Monday, September 28, 2009

Smashing Protons!

"Smashing Protons!: Exploring Nature's Fundamental Particles and Forces with the Large Hadron Collider" with Beate Heinemann, Assistant Professor of Physics, UC-Berkeley

(September 30, 2009)

Dr. Heinemann's experiment recently became famous when it was featured in the blockbuster movie "Angels & Demons" with Tom Hanks. She will discuss particle physics and her work with the Large Hadron Collider in Switzerland.

"The field of "particle physics" tries to understand the physics of the most fundamental building blocks of matter. How many such building blocks are there? How do they relate to each other? Why are they there? Currently we do not have a good theory why we have any mass at all, even though of course we know that all matter has a mass. There are, however, many theories about why this might be and the goal of my experiment is to prove or disprove them, or to maybe find completely unexpected phenomena that will then need to be explained. One exciting possibility is that we find extra dimensions of space that could even result in the production of mini-blackholes.
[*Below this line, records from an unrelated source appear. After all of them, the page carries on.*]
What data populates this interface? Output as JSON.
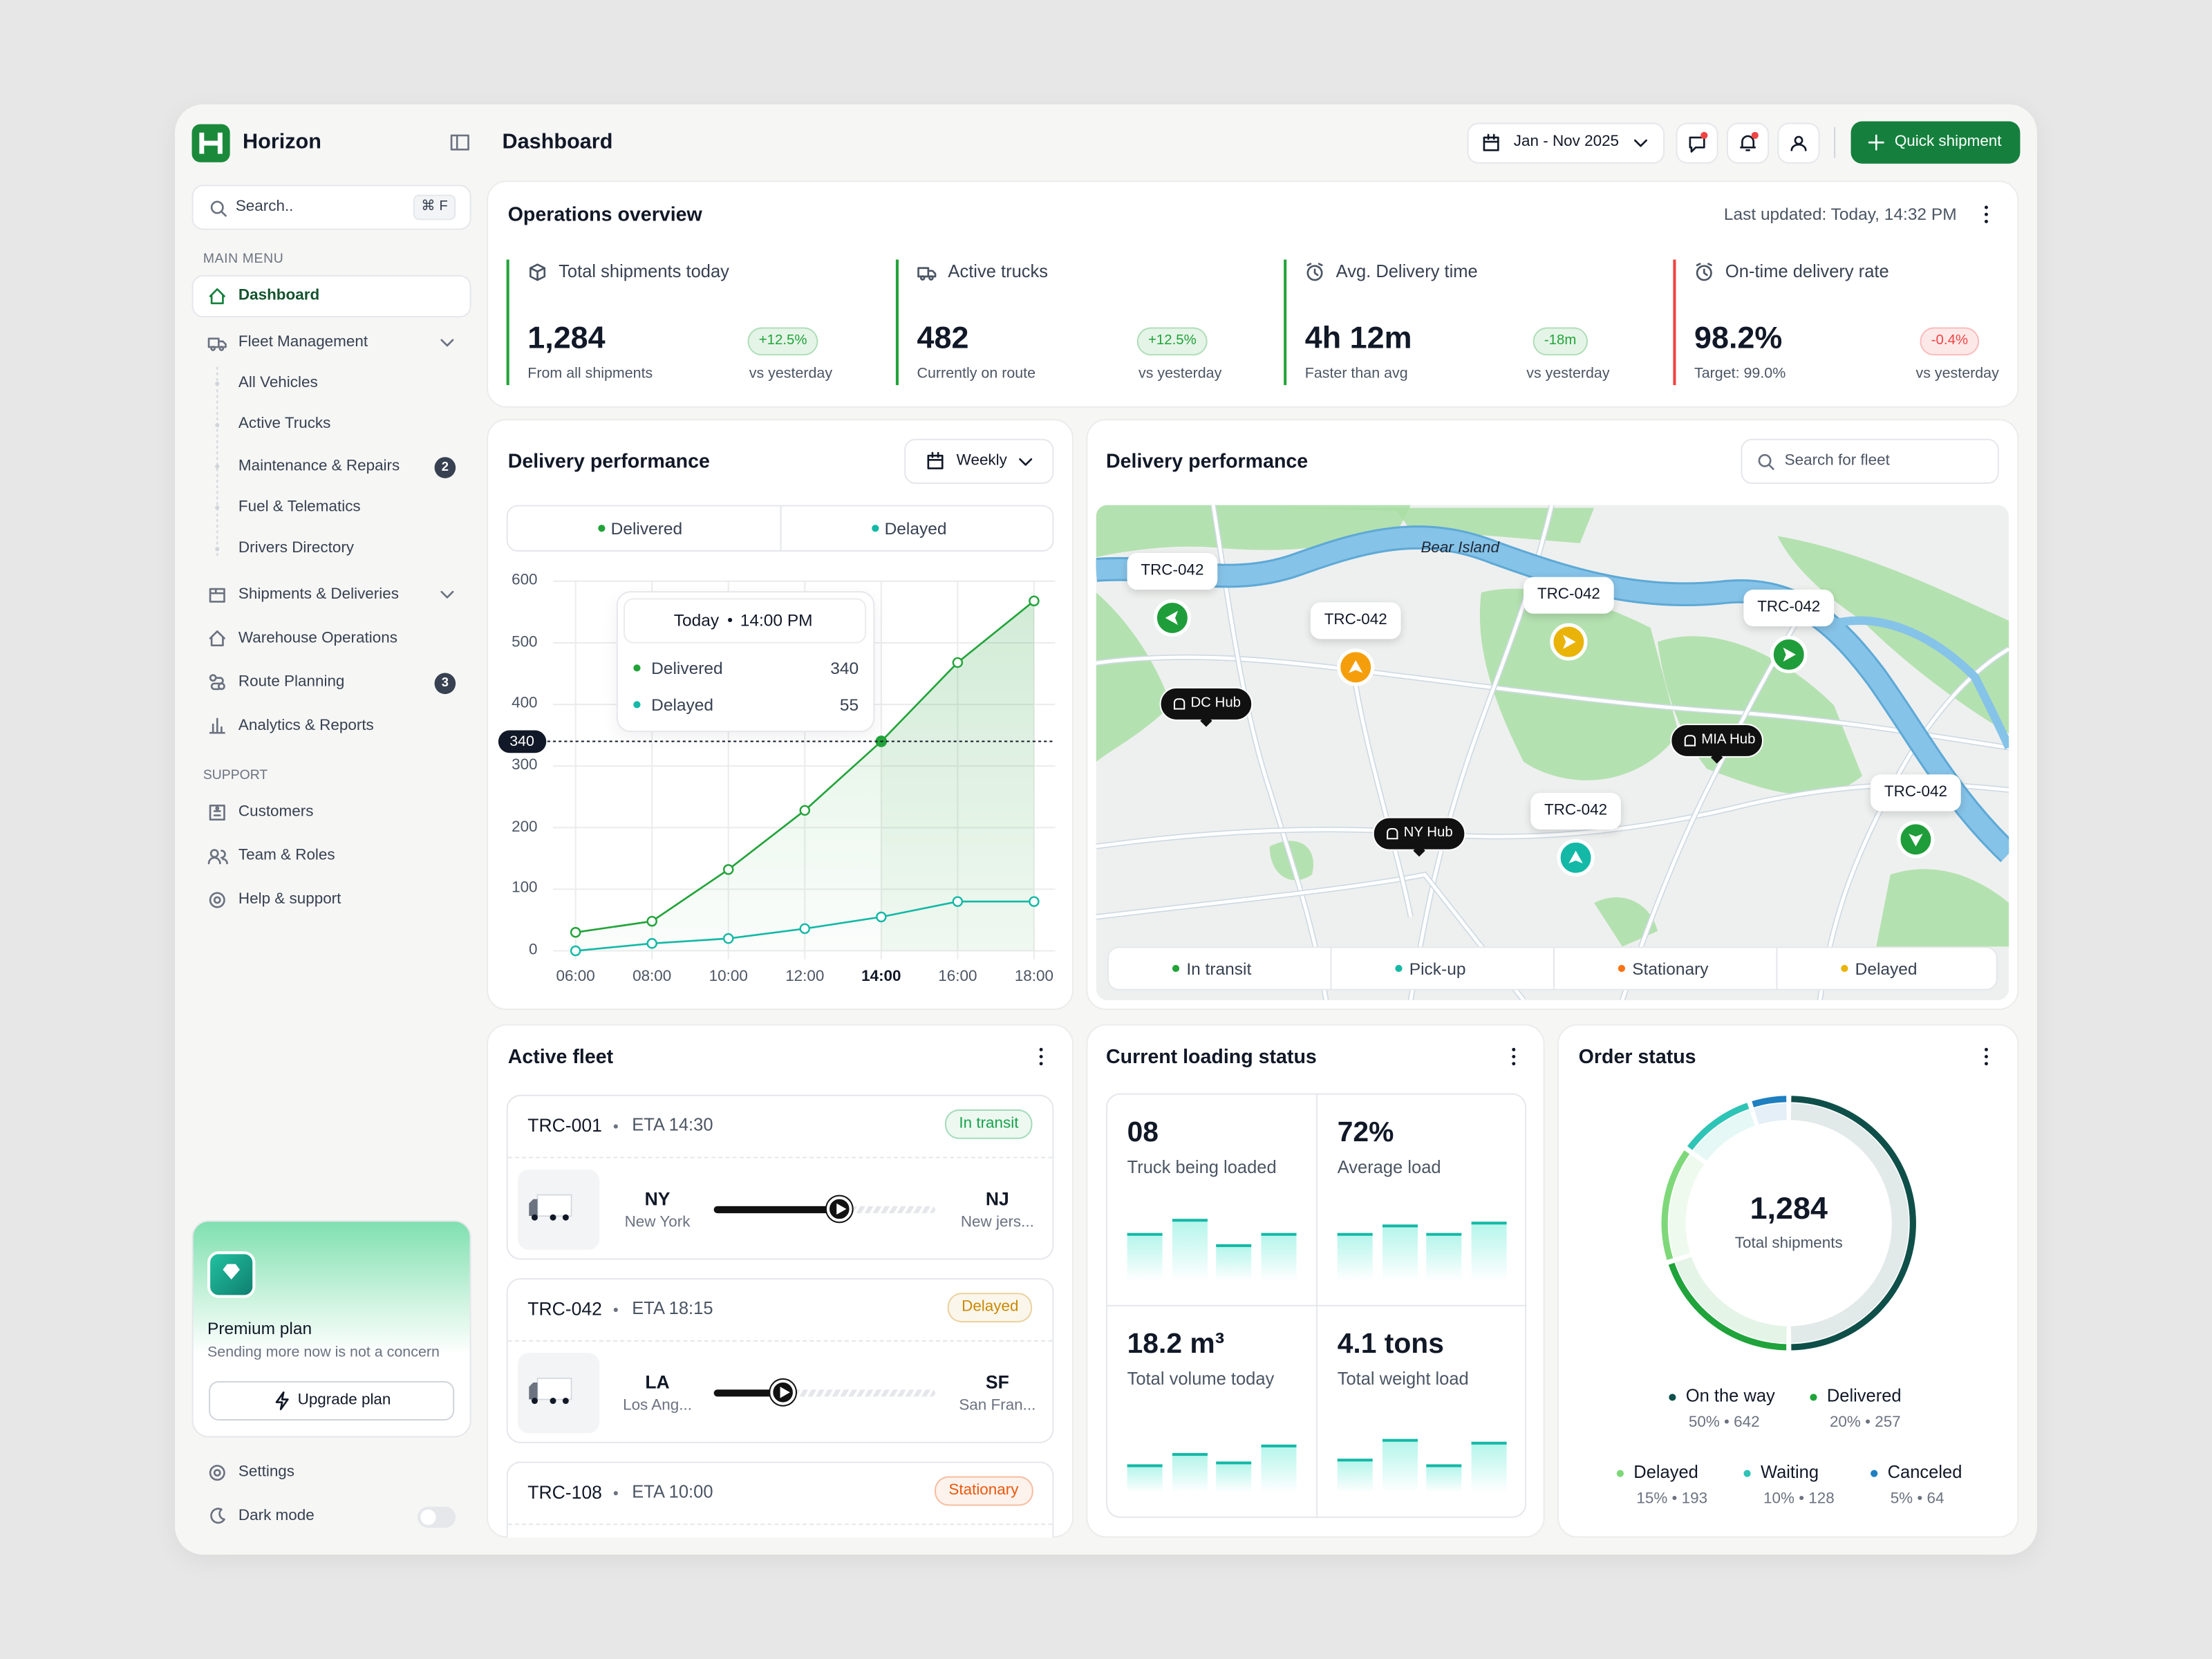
{
  "sidebar": {
    "brand": "Horizon",
    "search": {
      "placeholder": "Search..",
      "shortcut": "⌘ F"
    },
    "main_menu": {
      "title": "MAIN MENU",
      "items": [
        {
          "label": "Dashboard"
        },
        {
          "label": "Fleet Management",
          "expanded": true,
          "children": [
            {
              "label": "All Vehicles"
            },
            {
              "label": "Active Trucks"
            },
            {
              "label": "Maintenance & Repairs",
              "badge": 2
            },
            {
              "label": "Fuel & Telematics"
            },
            {
              "label": "Drivers Directory"
            }
          ]
        },
        {
          "label": "Shipments & Deliveries",
          "expanded": false
        },
        {
          "label": "Warehouse Operations"
        },
        {
          "label": "Route Planning",
          "badge": 3
        },
        {
          "label": "Analytics & Reports"
        }
      ]
    },
    "support": {
      "title": "SUPPORT",
      "items": [
        {
          "label": "Customers"
        },
        {
          "label": "Team & Roles"
        },
        {
          "label": "Help & support"
        }
      ]
    },
    "premium": {
      "title": "Premium plan",
      "text": "Sending more now is not a concern",
      "button": "Upgrade plan"
    },
    "settings": "Settings",
    "dark_mode": "Dark mode"
  },
  "header": {
    "title": "Dashboard",
    "date_range": "Jan - Nov 2025",
    "quick_action": "Quick shipment"
  },
  "overview": {
    "title": "Operations overview",
    "last_updated": "Last updated: Today, 14:32 PM",
    "kpis": [
      {
        "label": "Total shipments today",
        "value": "1,284",
        "note": "From all shipments",
        "delta": "+12.5%",
        "delta_note": "vs yesterday",
        "color": "#22a33a"
      },
      {
        "label": "Active trucks",
        "value": "482",
        "note": "Currently on route",
        "delta": "+12.5%",
        "delta_note": "vs yesterday",
        "color": "#22a33a"
      },
      {
        "label": "Avg. Delivery time",
        "value": "4h 12m",
        "note": "Faster than avg",
        "delta": "-18m",
        "delta_note": "vs yesterday",
        "color": "#22a33a"
      },
      {
        "label": "On-time delivery rate",
        "value": "98.2%",
        "note": "Target: 99.0%",
        "delta": "-0.4%",
        "delta_note": "vs yesterday",
        "color": "#ef4444"
      }
    ]
  },
  "delivery_performance": {
    "title": "Delivery performance",
    "period": "Weekly",
    "tooltip": {
      "day": "Today",
      "time": "14:00 PM"
    },
    "chart": {
      "type": "line",
      "categories": [
        "06:00",
        "08:00",
        "10:00",
        "12:00",
        "14:00",
        "16:00",
        "18:00"
      ],
      "series": [
        {
          "name": "Delivered",
          "color": "#22a33a",
          "values": [
            30,
            48,
            132,
            228,
            340,
            468,
            568
          ]
        },
        {
          "name": "Delayed",
          "color": "#14b8a6",
          "values": [
            0,
            12,
            20,
            36,
            55,
            80,
            80
          ]
        }
      ],
      "ylim": [
        0,
        600
      ],
      "yticks": [
        0,
        100,
        200,
        300,
        400,
        500,
        600
      ],
      "grid": true
    }
  },
  "fleet_map": {
    "title": "Delivery performance",
    "search": "Search for fleet",
    "place": "Bear Island",
    "trucks": [
      {
        "label": "TRC-042",
        "color": "#1f9d3a"
      },
      {
        "label": "TRC-042",
        "color": "#f59e0b"
      },
      {
        "label": "TRC-042",
        "color": "#eab308"
      },
      {
        "label": "TRC-042",
        "color": "#1f9d3a"
      },
      {
        "label": "TRC-042",
        "color": "#14b8a6"
      },
      {
        "label": "TRC-042",
        "color": "#1f9d3a"
      }
    ],
    "hubs": [
      "DC Hub",
      "MIA Hub",
      "NY Hub"
    ],
    "legend": [
      {
        "label": "In transit",
        "color": "#22a33a"
      },
      {
        "label": "Pick-up",
        "color": "#14b8a6"
      },
      {
        "label": "Stationary",
        "color": "#f97316"
      },
      {
        "label": "Delayed",
        "color": "#eab308"
      }
    ]
  },
  "active_fleet": {
    "title": "Active fleet",
    "vehicles": [
      {
        "id": "TRC-001",
        "eta": "ETA 14:30",
        "status": "In transit",
        "color": "#16a34a",
        "from": {
          "code": "NY",
          "name": "New York"
        },
        "to": {
          "code": "NJ",
          "name": "New jers..."
        },
        "progress": 57
      },
      {
        "id": "TRC-042",
        "eta": "ETA 18:15",
        "status": "Delayed",
        "color": "#ca8a04",
        "from": {
          "code": "LA",
          "name": "Los Ang..."
        },
        "to": {
          "code": "SF",
          "name": "San Fran..."
        },
        "progress": 31
      },
      {
        "id": "TRC-108",
        "eta": "ETA 10:00",
        "status": "Stationary",
        "color": "#ea580c"
      }
    ]
  },
  "loading_status": {
    "title": "Current loading status",
    "metrics": [
      {
        "value": "08",
        "label": "Truck being loaded"
      },
      {
        "value": "72%",
        "label": "Average load"
      },
      {
        "value": "18.2 m³",
        "label": "Total volume today"
      },
      {
        "value": "4.1 tons",
        "label": "Total weight load"
      }
    ]
  },
  "order_status": {
    "title": "Order status",
    "total": "1,284",
    "total_label": "Total shipments",
    "chart": {
      "type": "pie",
      "categories": [
        "On the way",
        "Delivered",
        "Delayed",
        "Waiting",
        "Canceled"
      ],
      "values": [
        50,
        20,
        15,
        10,
        5
      ],
      "value_labels": [
        "50% • 642",
        "20% • 257",
        "15% • 193",
        "10% • 128",
        "5% • 64"
      ],
      "colors": [
        "#0f4f4a",
        "#1fa33a",
        "#7ed87a",
        "#2ec4b6",
        "#1e7fc1"
      ]
    }
  }
}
My experiment is called ATLAS and is situated at the "Large Hadron Collider" (abbreviated as LHC) that is located in Switzerland. There are more than 2000 physicists on my experiment, and many engineers and technicians: all of them collaborate with each other to answer some of the most basic and fundamental questions of Science today. In my talk I will describe how this experiment works and what we hope to discover there."

Thursday, September 17, 2009

Detecting Illicit Nuclear Material with Edward Morse, PhD

Join us for the kick-off to the Marin Science Seminar Fall 2009 season!

Detecting Illicit Nuclear Material with Professor Edward Morse
Wednesday, September 23rd, 2009, 7:30 - 8:30 pm
Terra Linda High School, San Rafael, Room 207


Detecting nuclear material at ports of entry into the United States and at other locations is a daunting problem but is an essential element of a counterterrorism strategy for the country. A major difficulty in detection is the minimization of false-positive signals from a wide variety of cargo containing NORM, or naturally occurring radioactive material. One technique which looks promising is the use of nuclear resonance fluorescence (NRF) for detecting special nuclear material such as U-235. We have embarked on a five year program at UC Berkeley, called DoNuTS (Domestic Nuclear Threat Security), which looks at various aspects of the threat detection problem. This program will be discussed, with emphasis on the physics and technology of NRF as well as other aspects including materials science, computer machine vision, sensor networks, and basic nuclear physics research.

Prof. Edward Morse is a professor of Nuclear Engineering at UC-Berkeley and has a thirty-year involvement in teaching and research at Berkeley in the areas of applied physics, nuclear technology, electronics, and mathematics.